When It Comes To Children’s Online Safety, Parents Often Ignore Their Own Online Behaviors
It looks like parents need to start practicing what they preach when it comes to respecting boundaries online.
There’s a lot of talk about monitoring kids’ online and social media activity and teaching kids how to navigate their online lives in order to keep them out of cyberbullying and other potential harmful situations. What doesn’t get as many headlines, however, is how a parent’s social media use, namely what and how they post of their children on their own platforms, also plays a massive role in children’s mental health.

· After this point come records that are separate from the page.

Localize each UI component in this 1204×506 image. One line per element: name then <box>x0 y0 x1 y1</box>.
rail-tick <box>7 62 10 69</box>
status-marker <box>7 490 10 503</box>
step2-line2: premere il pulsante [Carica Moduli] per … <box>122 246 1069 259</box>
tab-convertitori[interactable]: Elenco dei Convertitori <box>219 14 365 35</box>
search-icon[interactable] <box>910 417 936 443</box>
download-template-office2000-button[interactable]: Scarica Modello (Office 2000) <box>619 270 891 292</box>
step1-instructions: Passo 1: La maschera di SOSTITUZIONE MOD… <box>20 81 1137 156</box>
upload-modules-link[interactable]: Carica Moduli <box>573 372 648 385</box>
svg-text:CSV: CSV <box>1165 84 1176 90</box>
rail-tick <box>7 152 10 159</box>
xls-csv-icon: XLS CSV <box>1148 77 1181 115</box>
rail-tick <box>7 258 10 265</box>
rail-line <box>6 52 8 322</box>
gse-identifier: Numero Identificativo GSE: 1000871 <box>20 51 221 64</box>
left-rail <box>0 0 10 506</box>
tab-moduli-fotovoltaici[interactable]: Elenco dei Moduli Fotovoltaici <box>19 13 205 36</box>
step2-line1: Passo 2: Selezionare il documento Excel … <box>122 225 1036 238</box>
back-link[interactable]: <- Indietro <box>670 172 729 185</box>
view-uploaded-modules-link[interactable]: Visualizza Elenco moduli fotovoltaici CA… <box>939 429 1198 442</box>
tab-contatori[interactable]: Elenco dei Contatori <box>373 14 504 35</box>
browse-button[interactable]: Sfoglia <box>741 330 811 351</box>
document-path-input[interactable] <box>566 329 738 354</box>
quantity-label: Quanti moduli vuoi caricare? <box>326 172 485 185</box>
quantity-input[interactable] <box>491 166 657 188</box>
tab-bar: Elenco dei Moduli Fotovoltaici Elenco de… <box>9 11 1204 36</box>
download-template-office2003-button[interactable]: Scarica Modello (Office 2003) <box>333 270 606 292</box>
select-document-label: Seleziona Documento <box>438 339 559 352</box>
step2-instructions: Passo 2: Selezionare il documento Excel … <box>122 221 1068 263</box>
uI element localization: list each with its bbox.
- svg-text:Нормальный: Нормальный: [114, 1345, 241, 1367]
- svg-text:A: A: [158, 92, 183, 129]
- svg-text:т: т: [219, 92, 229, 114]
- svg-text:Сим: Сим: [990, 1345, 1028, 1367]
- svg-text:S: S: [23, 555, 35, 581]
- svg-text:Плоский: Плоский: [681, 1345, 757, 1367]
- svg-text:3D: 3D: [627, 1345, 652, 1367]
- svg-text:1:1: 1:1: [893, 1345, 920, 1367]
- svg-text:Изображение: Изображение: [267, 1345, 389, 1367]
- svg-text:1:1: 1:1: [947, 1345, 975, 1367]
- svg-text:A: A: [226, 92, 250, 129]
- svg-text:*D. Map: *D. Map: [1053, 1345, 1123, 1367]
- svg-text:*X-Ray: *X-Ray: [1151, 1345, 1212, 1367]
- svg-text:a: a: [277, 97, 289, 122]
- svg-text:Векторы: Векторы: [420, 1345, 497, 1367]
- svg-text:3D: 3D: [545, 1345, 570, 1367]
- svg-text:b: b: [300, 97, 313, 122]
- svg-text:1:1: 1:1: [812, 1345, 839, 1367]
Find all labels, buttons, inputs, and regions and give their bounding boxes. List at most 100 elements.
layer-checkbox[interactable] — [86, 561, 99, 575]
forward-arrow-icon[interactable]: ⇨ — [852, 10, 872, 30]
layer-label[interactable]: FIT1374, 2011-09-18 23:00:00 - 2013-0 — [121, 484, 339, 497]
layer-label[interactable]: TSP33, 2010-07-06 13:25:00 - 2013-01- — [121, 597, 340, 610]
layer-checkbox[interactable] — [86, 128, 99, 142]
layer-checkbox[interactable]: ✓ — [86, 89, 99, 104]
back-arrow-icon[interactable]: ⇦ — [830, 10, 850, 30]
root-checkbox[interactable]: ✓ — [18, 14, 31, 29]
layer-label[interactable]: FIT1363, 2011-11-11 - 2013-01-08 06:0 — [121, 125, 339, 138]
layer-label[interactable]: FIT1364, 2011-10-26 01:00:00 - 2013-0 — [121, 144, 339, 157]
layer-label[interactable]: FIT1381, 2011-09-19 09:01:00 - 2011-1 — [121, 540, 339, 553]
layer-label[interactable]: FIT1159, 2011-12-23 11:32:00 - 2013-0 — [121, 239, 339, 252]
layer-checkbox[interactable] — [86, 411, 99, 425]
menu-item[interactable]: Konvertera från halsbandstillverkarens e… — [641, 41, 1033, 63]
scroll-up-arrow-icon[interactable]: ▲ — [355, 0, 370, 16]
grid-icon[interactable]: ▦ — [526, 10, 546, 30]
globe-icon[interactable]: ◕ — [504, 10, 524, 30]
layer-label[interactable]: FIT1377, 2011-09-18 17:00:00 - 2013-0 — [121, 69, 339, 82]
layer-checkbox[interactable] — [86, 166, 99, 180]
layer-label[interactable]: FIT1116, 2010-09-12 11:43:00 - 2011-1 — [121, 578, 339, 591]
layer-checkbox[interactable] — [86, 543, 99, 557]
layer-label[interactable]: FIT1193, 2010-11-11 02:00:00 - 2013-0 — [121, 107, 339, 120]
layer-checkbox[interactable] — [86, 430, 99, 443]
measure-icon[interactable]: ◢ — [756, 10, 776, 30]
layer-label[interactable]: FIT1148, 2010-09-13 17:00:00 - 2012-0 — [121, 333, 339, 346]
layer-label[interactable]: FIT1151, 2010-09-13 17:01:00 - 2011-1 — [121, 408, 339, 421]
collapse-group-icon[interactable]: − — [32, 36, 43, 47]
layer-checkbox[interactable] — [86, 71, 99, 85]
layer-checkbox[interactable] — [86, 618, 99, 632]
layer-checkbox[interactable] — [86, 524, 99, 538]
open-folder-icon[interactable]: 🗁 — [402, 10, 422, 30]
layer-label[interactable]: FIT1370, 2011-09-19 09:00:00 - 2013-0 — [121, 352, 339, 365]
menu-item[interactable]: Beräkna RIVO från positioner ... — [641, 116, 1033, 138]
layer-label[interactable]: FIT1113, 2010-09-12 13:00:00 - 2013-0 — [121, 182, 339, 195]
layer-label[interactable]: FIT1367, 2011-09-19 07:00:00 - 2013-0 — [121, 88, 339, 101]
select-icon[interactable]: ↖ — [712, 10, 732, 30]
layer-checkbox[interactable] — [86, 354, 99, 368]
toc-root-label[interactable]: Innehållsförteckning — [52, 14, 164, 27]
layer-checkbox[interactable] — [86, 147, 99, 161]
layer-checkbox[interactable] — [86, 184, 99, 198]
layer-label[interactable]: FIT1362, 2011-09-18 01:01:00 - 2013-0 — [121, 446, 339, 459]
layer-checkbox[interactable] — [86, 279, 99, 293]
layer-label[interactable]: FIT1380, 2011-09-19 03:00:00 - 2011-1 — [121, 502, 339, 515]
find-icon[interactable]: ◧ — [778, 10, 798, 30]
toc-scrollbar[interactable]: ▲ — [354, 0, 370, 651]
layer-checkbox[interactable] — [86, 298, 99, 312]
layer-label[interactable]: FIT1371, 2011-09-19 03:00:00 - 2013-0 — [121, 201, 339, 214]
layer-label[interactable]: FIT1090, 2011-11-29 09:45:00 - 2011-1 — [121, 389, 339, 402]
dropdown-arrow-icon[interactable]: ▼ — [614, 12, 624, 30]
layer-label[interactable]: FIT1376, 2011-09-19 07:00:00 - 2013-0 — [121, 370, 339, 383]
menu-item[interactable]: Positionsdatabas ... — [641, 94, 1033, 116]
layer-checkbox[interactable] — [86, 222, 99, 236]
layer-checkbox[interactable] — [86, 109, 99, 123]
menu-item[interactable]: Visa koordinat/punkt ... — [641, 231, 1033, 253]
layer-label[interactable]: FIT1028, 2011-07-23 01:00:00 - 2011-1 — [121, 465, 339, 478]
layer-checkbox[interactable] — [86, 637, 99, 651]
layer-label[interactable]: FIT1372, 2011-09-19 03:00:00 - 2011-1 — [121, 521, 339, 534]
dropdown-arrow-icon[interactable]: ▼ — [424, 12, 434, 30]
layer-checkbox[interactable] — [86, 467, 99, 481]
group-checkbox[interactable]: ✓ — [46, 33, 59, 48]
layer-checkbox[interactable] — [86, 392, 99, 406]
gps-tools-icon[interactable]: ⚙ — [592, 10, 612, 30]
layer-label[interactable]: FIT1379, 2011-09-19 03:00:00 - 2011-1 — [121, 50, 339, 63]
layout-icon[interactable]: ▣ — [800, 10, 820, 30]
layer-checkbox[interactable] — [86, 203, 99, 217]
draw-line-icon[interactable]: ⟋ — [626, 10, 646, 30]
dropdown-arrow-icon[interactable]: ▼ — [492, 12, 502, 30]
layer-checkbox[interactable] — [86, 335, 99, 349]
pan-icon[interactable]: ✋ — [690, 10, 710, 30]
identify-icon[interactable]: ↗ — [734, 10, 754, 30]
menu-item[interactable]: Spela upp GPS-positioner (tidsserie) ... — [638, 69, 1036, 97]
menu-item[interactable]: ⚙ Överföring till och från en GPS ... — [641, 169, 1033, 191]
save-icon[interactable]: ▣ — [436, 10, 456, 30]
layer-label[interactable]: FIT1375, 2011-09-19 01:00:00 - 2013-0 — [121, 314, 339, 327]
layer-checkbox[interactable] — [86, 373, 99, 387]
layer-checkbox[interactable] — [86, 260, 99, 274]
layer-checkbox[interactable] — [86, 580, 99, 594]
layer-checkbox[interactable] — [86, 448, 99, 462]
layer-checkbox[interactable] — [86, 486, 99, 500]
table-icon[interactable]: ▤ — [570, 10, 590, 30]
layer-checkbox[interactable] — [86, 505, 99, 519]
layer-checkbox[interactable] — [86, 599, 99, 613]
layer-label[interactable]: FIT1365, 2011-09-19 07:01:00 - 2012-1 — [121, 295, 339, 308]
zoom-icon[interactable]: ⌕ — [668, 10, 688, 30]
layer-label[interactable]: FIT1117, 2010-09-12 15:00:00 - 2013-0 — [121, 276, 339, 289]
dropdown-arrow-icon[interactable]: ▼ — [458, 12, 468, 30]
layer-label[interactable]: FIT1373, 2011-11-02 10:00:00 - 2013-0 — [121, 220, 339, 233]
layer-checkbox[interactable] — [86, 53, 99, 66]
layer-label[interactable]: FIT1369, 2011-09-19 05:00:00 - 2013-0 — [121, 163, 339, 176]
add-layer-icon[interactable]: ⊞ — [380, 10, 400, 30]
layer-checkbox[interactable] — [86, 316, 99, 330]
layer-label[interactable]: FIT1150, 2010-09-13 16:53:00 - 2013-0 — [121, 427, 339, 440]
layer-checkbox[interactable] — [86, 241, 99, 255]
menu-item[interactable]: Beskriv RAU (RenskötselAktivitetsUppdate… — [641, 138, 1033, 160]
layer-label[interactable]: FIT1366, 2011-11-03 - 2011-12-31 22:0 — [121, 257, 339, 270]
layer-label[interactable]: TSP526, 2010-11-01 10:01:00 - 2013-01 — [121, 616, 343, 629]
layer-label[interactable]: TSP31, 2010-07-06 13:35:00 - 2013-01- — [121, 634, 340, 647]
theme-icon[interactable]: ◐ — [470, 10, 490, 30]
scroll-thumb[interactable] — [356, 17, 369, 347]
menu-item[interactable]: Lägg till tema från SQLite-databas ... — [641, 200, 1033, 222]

A new study by password-manager service 1Password and security software firm Malwarebytes revealed that not only are kids much more savvy than their parents think when it comes to dodging parental controls, but they are also negatively impacted when parents post photos that cross the children’s personal boundaries.
According to the study, which surveyed 1,000 parents and 1,000 Gen Z respondents born between 1997-2009, 79% of parents post “images, videos, or personal information about their kids online,” with 39% believing that “it’s fine to start posting images of their kids as soon as they’re born.” Unfortunately, parents can unknowingly create risks for their own kids by posting without permission.
Posting a birth announcement with an adorable carousel of photos or a particularly silly video of a toddler on Instagram seems pretty standard nowadays. And for the most part, it seems like parents don’t take as much time to think about how these posts will affect their children as they grow; only 34% of parents surveyed said they asked for permission before posting something of their child, and 39% believe that permission isn’t needed, period.
Nearly half (47%) of Gen Z respondents feel that one of the downfalls of the internet is that “anything you do follows you forever,” including that silly but maybe embarrassing video their parent posted years prior.
One out of five parents surveyed said they posted something that embarrassed their child and/or their child asked them to take down, and 12% of Gen Z said they’ve been hurt because of what their parents posted online. One in ten (11%) of Gen Z respondents said they had been stalked or bullied because of something their parent posted.
This clashing expectations for online privacy are telling, to say the least. Parents do what they can in order to teach their children about consent across the board, but somehow, that lesson does not translate when it comes to their own posting habits. Roughly 79% of Gen Z respondents said they wished their parents would ask permission before posting a photo of them online at least some of the time.
“The permission paradox,” as the study calls this disparity, serves as a wakeup call for parents who might be a little post-happy when it comes to their kids. After all, no one, no matter how old they are, is immune to the sweet rush of dopamine that comes with the likes and comments of the digital era. Like any other part of parenting, open communication with your child about online boundaries — both what they post and what other people, including parents, post of them — is vital.